Don’t trip up by failing to have a reasonable system of inspection

06 September 2021

A schoolgirl who sustained an ACL injury during a weekend school touch football match failed to establish that it was caused by a hole or depression on the field, and her claim against the local council and the school was dismissed.

In Issue

  • In this case, the court considered whether a plaintiff’s injury was caused by any negligence of the Council or school, specifically whether the knee injury sustained was caused by a pothole on the playing field where a game of touch football took place.

The background

On Saturday 29 October 2016 the Plaintiff, Ms Mersal, a 14-year-old school student of MLC School Burwood (MLC), was playing touch football for her school team at Peakhurst Park, in NSW. The team was part of an inter-school touch football competition organised and run by the Association of Heads of Independent Girls Schools in New South Wales (AHIGS) through its Sports Arm, the Independent Girls School Sports Association (IGSSA). Peakhurst Park is located within the Georges River Council (Council) and is owned by the Council.

The Plaintiff alleged that 5 minutes into the second half of the game she was running, and whilst attempting to sidestep, she felt her legs buckle under her. She alleged her foot got stuck in a pothole or depression in the field, which caused her to rupture her ACL, requiring surgical repair.

The Plaintiff sued MLC and the Council for damages alleging negligence and breach of duty of care. MLC issued a cross-claim against the Council and AHIGS seeking contribution and indemnity.

MLC gave evidence that it distributed a Risk Warning for sporting activities to parents and students by school newsletter and the weekly newsletter. The AHIGS venue coordinator gave evidence she inspected the venue at 7am the morning of the incident which consisted of a visual inspection whilst walking the perimeter of the field. Her inspection checklist of the field revealed that the field was free from potholes and slip hazards and was not slippery. She also displayed a Risk Warning sign.

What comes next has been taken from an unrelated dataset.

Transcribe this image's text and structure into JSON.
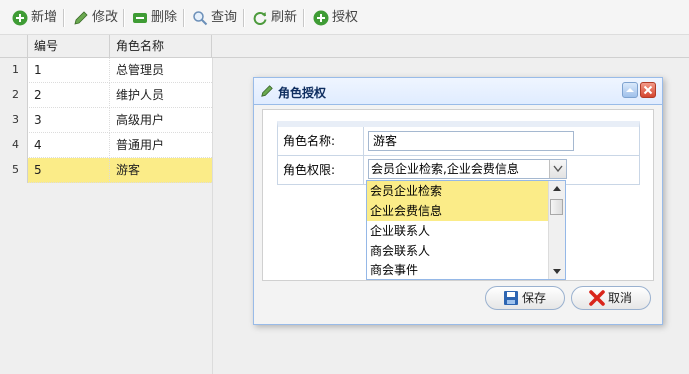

The Council gave evidence that the field was regularly maintained and inspected and that no defects were recorded relating to the field prior to the incident, including by other organisations who also used the field.

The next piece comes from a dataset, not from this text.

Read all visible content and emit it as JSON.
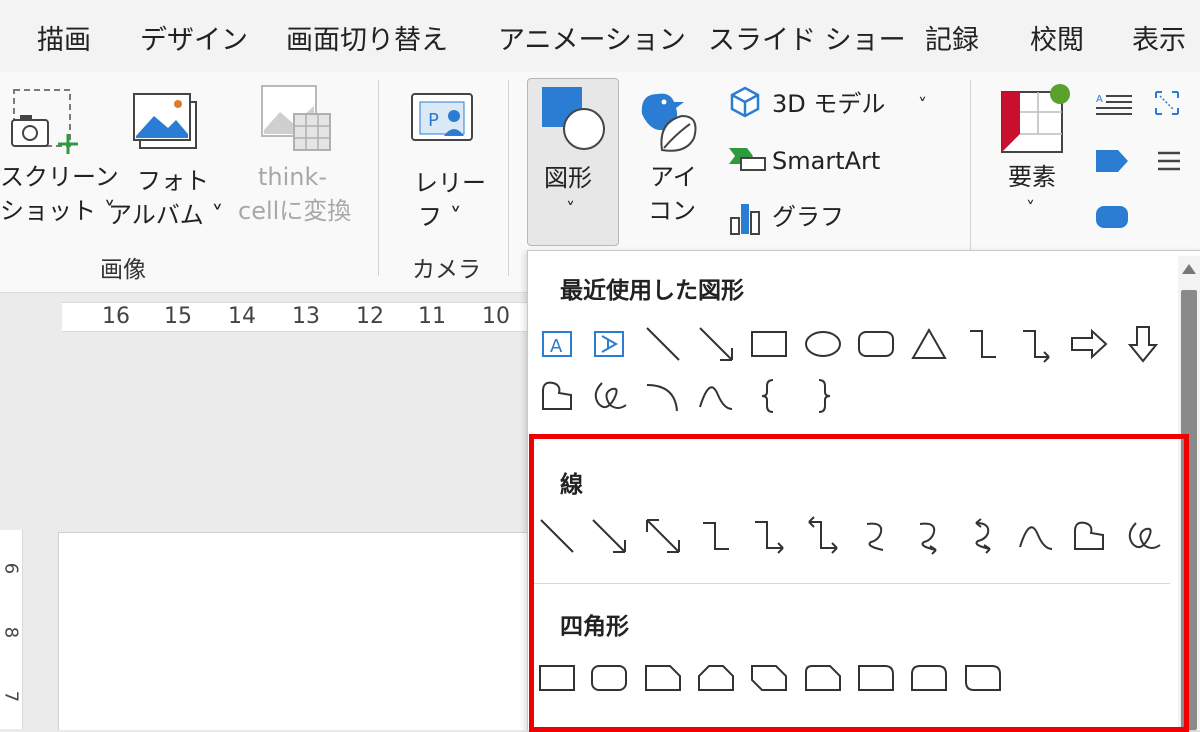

The Plaintiff gave evidence that she did not see the pothole prior to stepping into it. She was not looking for a hole or looking at the ground. After she fell, she did not see a hole as she was in pain. Witnesses of the incident, and those who attended to the Plaintiff subsequent to it, gave evidence they did not see a pothole. The Plaintiff relied upon the feeling or sensation of her foot going into a hole and becoming stuck to establish the presence of the pothole. The Plaintiff submitted that a meter-by-meter visual inspection of the field ought to have been conducted by a person walking the field to avoid safety hazards.

The decision at trial

The court found that on the balance of probabilities the Plaintiff failed to establish that her injury was caused by a pothole or depression in the surface of the field and that she did not prove that her injuries were a result of any breach of duty of MLC or the Council. Although not necessary, the court considered the possibility that a pothole did exist in the dimensions suggested by the plaintiff, and whether the plaintiff established on the balance of probabilities that any such hole would have been detectable upon a reasonable inspection of the playing surface of the field. In the court’s view, there was no evidence to support a finding that a reasonable person in the position of the defendants (or AHIGS) would have taken precautions to prevent it from causing injury, because it could not be found on the balance of probabilities that the hole would have been discovered by any reasonable system of inspection by either of the Council, MLC (on the assumption it had such an obligation) or AHIGS.

The Plaintiff failed to convince the court that MLC and the Council’s system of inspection was not sufficient, and that an alternative system of inspection would have reasonably discovered the pothole. Since the claim failed, the cross claim was dismissed.

Implications for you

The case highlights the importance of having clear and considered systems of inspection and maintenance to identify and avoid safety hazards for those involved in community and school sports and emphasised the significance of complete record keeping in discharging an organisations’ common law duty of care owed to individuals partaking in sports.